A cousin of Overhaul, Brushguard was lured by Megatron into a life of evil by hollow promises of money, Energon and power. Brushguard, though a brilliant scientist, is secretly in love with movies from Earth. He has an entire collection of primitive Earth DVDs that he watches while he is in his laboratory cooking up monstrous viruses and genetic mutations for Megatron. His dream project would be to create a bio-mechanical Autobot-eating plant that resembles the Earth Venus Fly trap plant. He would teach it to talk too – it would say, “Feed me, Brushguard!”

Dude.

If I have to spell out for you why that is incredibly awesome, I am no longer your friend.
Posted November 19, 2005 at 7:53 pm
I was on my to Kinko's this afternoon when the usual roaring of my black 1986 Dodge Ram50 burst into a cacophony of metal clanks, as if one were twirling an axe through the undercarriage of my truck. The gas pedal was suddenly useless, so I coasted to a stop just past the corner of Kenny and Ackerman.

My drive shaft had snapped and was dragging on the asphalt.

My roommate, a helpful stranger, and I pushed it into an empty parking lot next to a nearby church. I called my dad, and he confirmed for me that the repairs would be far, far beyond what one should invest in this truck. There is no more truck. Kup is gone.

It's still sitting there. I gotta get it junked or something. It's probably in too bad a shape to be worth anything to anybody. I took out my 1998 Godzilla cupholder from Taco Bell, my "Your Mom" air freshener, and what I had brought with me.

The truck used to belong to my grandfather. He got it second-hand from somebody else, and neither of them drove it much. When I got it from my dad in 1999, it still was under 50 thousand miles, despite being 15 years old. I named it "Kup," after the old geezer Transformer pick-up truck character from the movie, which came out in 1986. The truck's mileage is pushing 100,000 now. It's loud and smelly. I remember when Graham and I drove to Wizard World Chicago a few years ago, and ended up pulling over in Dayton to yank the remnants of the exhaust system out. It had rusted and was dragging. I kept the pieces in the bed, like I do everything that breaks off the truck. The piece of wood(!) that fell out of the running boards, the spare tire that can't be stowed away underneath where it's supposed to, pieces of the bumper that chipped off when I hit the snow-covered guardrail on Christmas Eve...

I almost feel like I should disassemble everything that composes the truck and put it in the bed now.

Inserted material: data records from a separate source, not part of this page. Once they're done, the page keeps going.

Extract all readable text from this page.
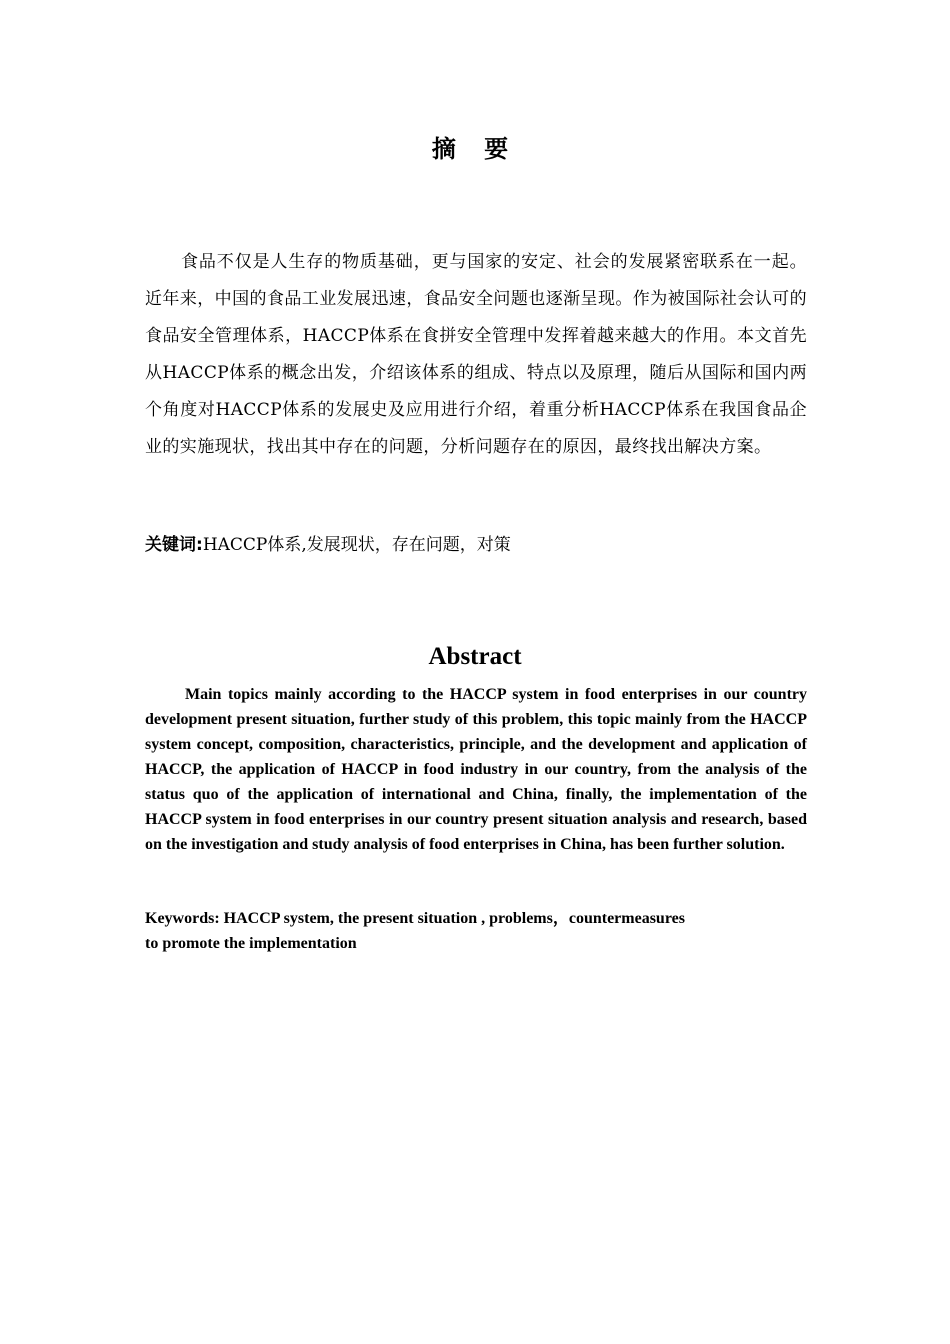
摘 要

食品不仅是人生存的物质基础，更与国家的安定、社会的发展紧密联系在一起。近年来，中国的食品工业发展迅速，食品安全问题也逐渐呈现。作为被国际社会认可的食品安全管理体系，HACCP体系在食拼安全管理中发挥着越来越大的作用。本文首先从HACCP体系的概念出发，介绍该体系的组成、特点以及原理，随后从国际和国内两个角度对HACCP体系的发展史及应用进行介绍，着重分析HACCP体系在我国食品企业的实施现状，找出其中存在的问题，分析问题存在的原因，最终找出解决方案。

关键词:HACCP体系,发展现状，存在问题，对策
Abstract

Main topics mainly according to the HACCP system in food enterprises in our country development present situation, further study of this problem, this topic mainly from the HACCP system concept, composition, characteristics, principle, and the development and application of HACCP, the application of HACCP in food industry in our country, from the analysis of the status quo of the application of international and China, finally, the implementation of the HACCP system in food enterprises in our country present situation analysis and research, based on the investigation and study analysis of food enterprises in China, has been further solution.

Keywords: HACCP system, the present situation , problems，countermeasures
to promote the implementation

I gave Walky the truck too. It probably showed up more times than the dog. It's particularly sad for me, because I'm redrawing the first storyline -- and the truck shows up in the next two installments. I'll be drawing it post-mortem. Perhaps it won't be entirely sad, but a happy thing. Therapeutic, like saying a goodbye to an old friend.

I dunno what I'm going to do. Steve-o graciously gave me his spare key to his car in case I needed it. But whether I decide to replace Kup depends largely on what I want to do with my life, and where.

I just didn't think I'd have to decide today.